Doch daraus wurde nichts. Statt eines Sieges, der durchaus historisch gewesen wäre, bescherten ihm die Abgeordneten eine blamable Niederlage: Sie stimmten mit einer Mehrheit von 16 Abgeordneten für einen Änderungsantrag des ehemaligen konservativen Abgeordneten Oliver Letwin, der heute als unabhängiger Abgeordneter im Parlament sitzt. Letwin ist einer der 21 Tory-Parlamentarier, die Johnson Anfang September aus der konservativen Fraktion geworfen hat, weil sie gegen die Regierung gestimmt haben.

Letwins Änderungsantrag besagt, dass das Unterhaus seine Zustimmung zu Johnsons Brexit-Deal zurückhält, solange nicht die begleitenden Gesetze verabschiedet wurden, die notwendig sind, um dem Brexit einen rechtlichen Rahmen zu geben. Nach dem Erfolg dieses Änderungsantrages zog die Regierung die nun bedeutungslos gewordene Abstimmung über den Brexit-Deal zurück.

Der Brief ohne Unterschrift

Johnson war nach der Niederlage rechtlich dazu gezwungen, die EU bis zum Samstagabend um eine Verschiebung des Brexit-Termins am 31. Oktober zu bitten. Doch auch hier bahnte sich unmittelbar die nächste Konfrontation an: In einer kurzen Ansprache nach der Abstimmung erklärte Johnson, dass er dieser Aufforderung nicht folgen werde. Erst kürzlich hat Johnson gar erklärt, dass er lieber „tot in einem Graben liegen“ würde, als die EU um eine Verschiebung des Brexit-Termins zu bitten.

Am Abend dann berichteten britische Medien, welche Lösung sich Johnson für dieses Dilemma ausgedacht hat: Johnson wies Diplomaten an, einen nicht unterschriebenen Brief mit einem Antrag auf eine Verschiebung des Brexit-Termins an die EU zu schicken. Zuvor hat Johnson Berichten zufolge mit Amtskollegen in der EU telefoniert, um klarzustellen, dass es sich um einen Antrag des Parlaments handele und nicht um seinen.
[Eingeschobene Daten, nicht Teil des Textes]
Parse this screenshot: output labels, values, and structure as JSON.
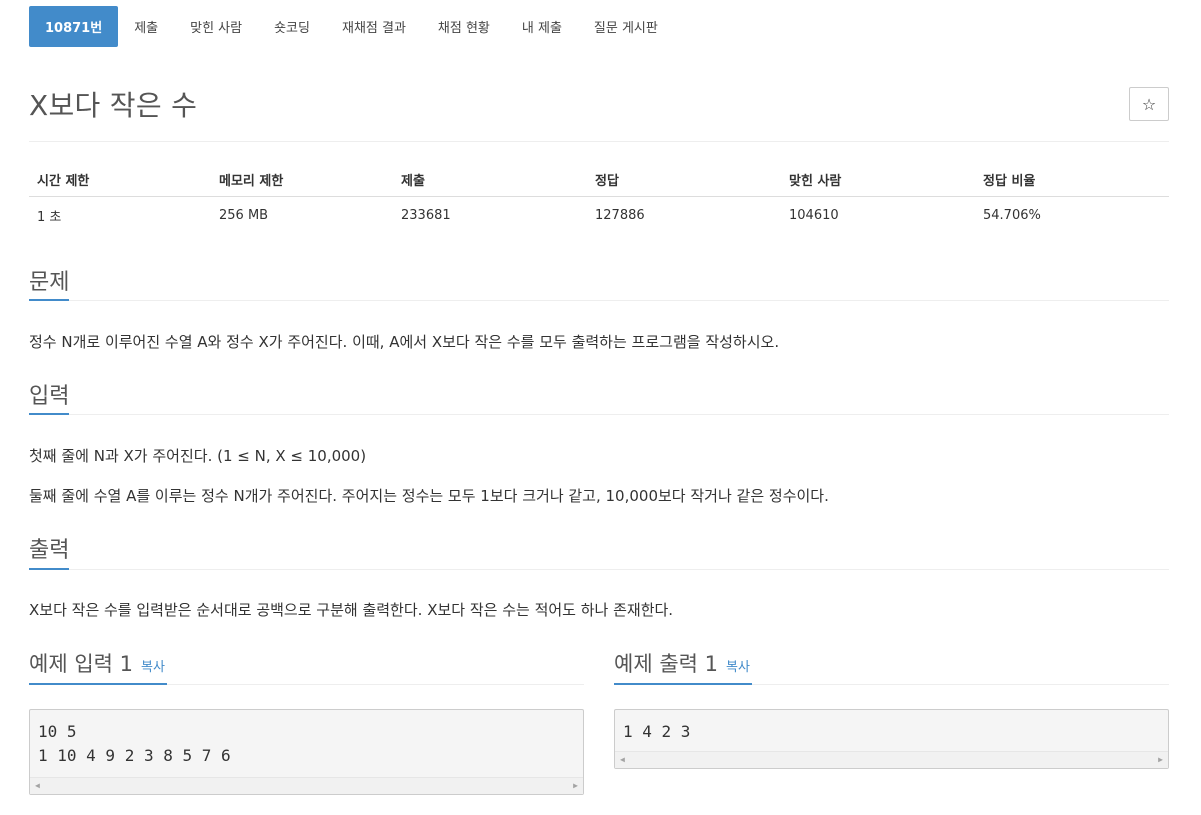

In einem weiteren Schreiben bezeichnete Johnson eine weitere Brexit-Verschiebung dann als „Fehler“. Das zweite Schreiben trug Johnsons Unterschrift. EU-Ratspräsident Donald Tusk bestätigte am späten Samstagabend per Twitter den Erhalt des Schreibens zur Verschiebung. Er werde nun mit den Regierungschefs der EU-Länder Beratungen aufnehmen, wie auf die Bitte aus London reagiert werden soll.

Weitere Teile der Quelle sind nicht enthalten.